Speaking on the Buat Saja Podcast, Yusof, 71, said desperation and belief in himself pushed him to take extraordinary risks in the mid-1980s, the New Straits Times reported today.

After operating Restoran Haslam for just five months, Yusof set up Skop Productions in 1985, coinciding with RTM’s newly launched drama privatisation initiative. The tender — worth RM300,000 — was a rare opportunity, but one he was financially unprepared for.

“I only had RM20,000 in hand. To get a letter of guarantee from the bank, I needed at least RM45,000. I tried to borrow from various sources to meet the capital requirements,” he said.

With options running out, Yusof turned to an along.

“I was willing to gamble everything, including borrowing from the along, to the point of pledging my child’s birth certificate. That is how my involvement in drama production began,” he said, referring to his son, filmmaker Syamsul Yusof.

The risk paid off. Skop’s first drama, the five-episode Remang-Remang Kota Raya, secured the full RM300,000 contract and became the launchpad for the company’s long run of television and film successes.

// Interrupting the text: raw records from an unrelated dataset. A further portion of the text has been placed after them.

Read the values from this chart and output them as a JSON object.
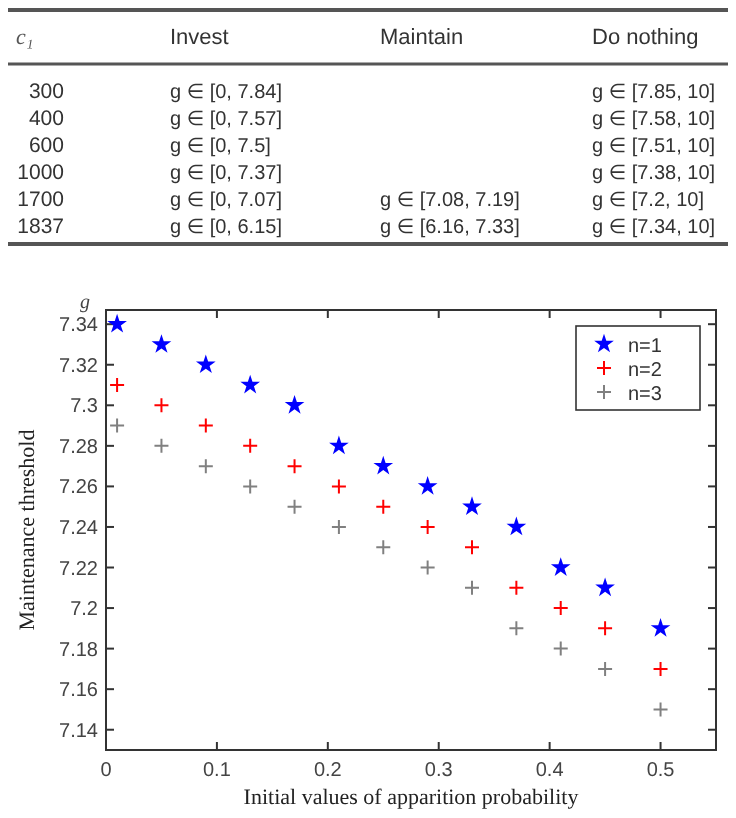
{
  "chart_data": [
    {
      "type": "other",
      "ylabel": "c₁",
      "categories": [
        "Invest",
        "Maintain",
        "Do nothing"
      ],
      "y_categories": [
        "300",
        "400",
        "600",
        "1000",
        "1700",
        "1837"
      ],
      "cell_labels": [
        [
          "g ∈ [0, 7.84]",
          null,
          "g ∈ [7.85, 10]"
        ],
        [
          "g ∈ [0, 7.57]",
          null,
          "g ∈ [7.58, 10]"
        ],
        [
          "g ∈ [0, 7.5]",
          null,
          "g ∈ [7.51, 10]"
        ],
        [
          "g ∈ [0, 7.37]",
          null,
          "g ∈ [7.38, 10]"
        ],
        [
          "g ∈ [0, 7.07]",
          "g ∈ [7.08, 7.19]",
          "g ∈ [7.2, 10]"
        ],
        [
          "g ∈ [0, 6.15]",
          "g ∈ [6.16, 7.33]",
          "g ∈ [7.34, 10]"
        ]
      ]
    },
    {
      "type": "scatter",
      "xlabel": "Initial values of apparition probability",
      "ylabel": "Maintenance threshold",
      "annotations": [
        "g"
      ],
      "x": [
        0.01,
        0.05,
        0.09,
        0.13,
        0.17,
        0.21,
        0.25,
        0.29,
        0.33,
        0.37,
        0.41,
        0.45,
        0.5
      ],
      "series": [
        {
          "name": "n=1",
          "color": "#0000ff",
          "marker": "star",
          "values": [
            7.34,
            7.33,
            7.32,
            7.31,
            7.3,
            7.28,
            7.27,
            7.26,
            7.25,
            7.24,
            7.22,
            7.21,
            7.19
          ]
        },
        {
          "name": "n=2",
          "color": "#ff0000",
          "marker": "cross",
          "values": [
            7.31,
            7.3,
            7.29,
            7.28,
            7.27,
            7.26,
            7.25,
            7.24,
            7.23,
            7.21,
            7.2,
            7.19,
            7.17
          ]
        },
        {
          "name": "n=3",
          "color": "#808080",
          "marker": "cross",
          "values": [
            7.29,
            7.28,
            7.27,
            7.26,
            7.25,
            7.24,
            7.23,
            7.22,
            7.21,
            7.19,
            7.18,
            7.17,
            7.15
          ]
        }
      ],
      "xlim": [
        0,
        0.55
      ],
      "xticks": [
        0,
        0.1,
        0.2,
        0.3,
        0.4,
        0.5
      ],
      "ylim": [
        7.13,
        7.347
      ],
      "yticks": [
        7.14,
        7.16,
        7.18,
        7.2,
        7.22,
        7.24,
        7.26,
        7.28,
        7.3,
        7.32,
        7.34
      ],
      "legend": "top right",
      "grid": false
    }
  ]
}
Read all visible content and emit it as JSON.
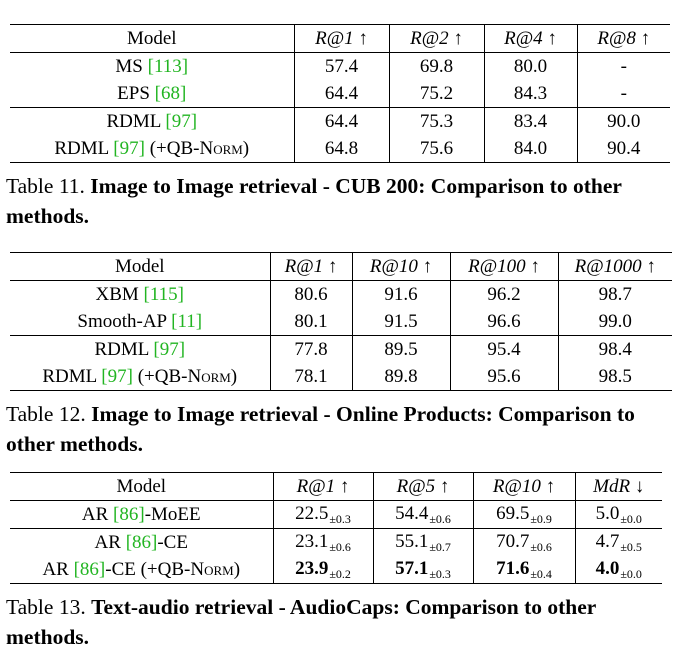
{
  "table11": {
    "headers": [
      "Model",
      "R@1 ↑",
      "R@2 ↑",
      "R@4 ↑",
      "R@8 ↑"
    ],
    "rows": [
      {
        "model": "MS ",
        "ref": "[113]",
        "suffix": "",
        "vals": [
          "57.4",
          "69.8",
          "80.0",
          "-"
        ],
        "bold_model": false,
        "bold": [
          false,
          false,
          false,
          false
        ]
      },
      {
        "model": "EPS ",
        "ref": "[68]",
        "suffix": "",
        "vals": [
          "64.4",
          "75.2",
          "84.3",
          "-"
        ],
        "bold_model": false,
        "bold": [
          false,
          false,
          true,
          false
        ]
      },
      {
        "model": "RDML ",
        "ref": "[97]",
        "suffix": "",
        "vals": [
          "64.4",
          "75.3",
          "83.4",
          "90.0"
        ],
        "bold_model": false,
        "bold": [
          false,
          false,
          false,
          false
        ]
      },
      {
        "model": "RDML ",
        "ref": "[97]",
        "suffix": " (+QB-Norm)",
        "vals": [
          "64.8",
          "75.6",
          "84.0",
          "90.4"
        ],
        "bold_model": true,
        "bold": [
          true,
          true,
          false,
          true
        ]
      }
    ],
    "caption_label": "Table 11. ",
    "caption_title": "Image to Image retrieval - CUB 200: Comparison to other methods."
  },
  "table12": {
    "headers": [
      "Model",
      "R@1 ↑",
      "R@10 ↑",
      "R@100 ↑",
      "R@1000 ↑"
    ],
    "rows": [
      {
        "model": "XBM ",
        "ref": "[115]",
        "suffix": "",
        "vals": [
          "80.6",
          "91.6",
          "96.2",
          "98.7"
        ],
        "bold_model": false,
        "bold": [
          true,
          true,
          false,
          false
        ]
      },
      {
        "model": "Smooth-AP ",
        "ref": "[11]",
        "suffix": "",
        "vals": [
          "80.1",
          "91.5",
          "96.6",
          "99.0"
        ],
        "bold_model": false,
        "bold": [
          false,
          false,
          true,
          true
        ]
      },
      {
        "model": "RDML ",
        "ref": "[97]",
        "suffix": "",
        "vals": [
          "77.8",
          "89.5",
          "95.4",
          "98.4"
        ],
        "bold_model": false,
        "bold": [
          false,
          false,
          false,
          false
        ]
      },
      {
        "model": "RDML ",
        "ref": "[97]",
        "suffix": " (+QB-Norm)",
        "vals": [
          "78.1",
          "89.8",
          "95.6",
          "98.5"
        ],
        "bold_model": true,
        "bold": [
          false,
          false,
          false,
          false
        ]
      }
    ],
    "caption_label": "Table 12. ",
    "caption_title": "Image to Image retrieval - Online Products: Comparison to other methods."
  },
  "table13": {
    "headers": [
      "Model",
      "R@1 ↑",
      "R@5 ↑",
      "R@10 ↑",
      "MdR ↓"
    ],
    "rows": [
      {
        "model": "AR ",
        "ref": "[86]",
        "suffix": "-MoEE",
        "vals": [
          "22.5",
          "54.4",
          "69.5",
          "5.0"
        ],
        "subs": [
          "±0.3",
          "±0.6",
          "±0.9",
          "±0.0"
        ],
        "bold_model": false,
        "bold": [
          false,
          false,
          false,
          false
        ]
      },
      {
        "model": "AR ",
        "ref": "[86]",
        "suffix": "-CE",
        "vals": [
          "23.1",
          "55.1",
          "70.7",
          "4.7"
        ],
        "subs": [
          "±0.6",
          "±0.7",
          "±0.6",
          "±0.5"
        ],
        "bold_model": false,
        "bold": [
          false,
          false,
          false,
          false
        ]
      },
      {
        "model": "AR ",
        "ref": "[86]",
        "suffix": "-CE (+QB-Norm)",
        "vals": [
          "23.9",
          "57.1",
          "71.6",
          "4.0"
        ],
        "subs": [
          "±0.2",
          "±0.3",
          "±0.4",
          "±0.0"
        ],
        "bold_model": true,
        "bold": [
          true,
          true,
          true,
          true
        ]
      }
    ],
    "caption_label": "Table 13. ",
    "caption_title": "Text-audio retrieval - AudioCaps: Comparison to other methods."
  }
}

Yusof said the project was shaped by encouragement from a police officer friend, Datuk Latifi, whom he met after directing the 1982 film Bukit Kepong

“If it weren’t for that film, I wouldn’t have known police officers, and my police dramas wouldn’t have existed,” he said, adding that Latifi urged him to move away from family dramas, which dominated television at the time.

Beyond ambition, Yusof said his drive was also rooted in his late father’s fear that the entertainment industry offered little security. 

Before becoming a producer, Yusof worked as a bus conductor and acted briefly in films, but his father urged him to find steadier work.

“He didn’t want me to end up like the late Tan Sri P. Ramlee,” Yusof said, recalling his father’s final plea before dying of cancer.

To survive, Yusof sold used cars and second-hand clothes while producing television dramas. 

After five years and more than 40 TV titles, he made the leap into film with Bayangan Maut in 1991, which grossed RM1 million despite weak confidence in Malay cinema at the time.

“I almost cancelled the film,” he said, crediting his wife for pushing him to take the chance.

The success opened the floodgates. Skop went on to produce box-office hits including Pemburu Bayang and Sembilu, with Sembilu II breaking records in 1995 with RM6 million in ticket sales — earning Yusof the nickname the ‘Six Million Dollar Man’.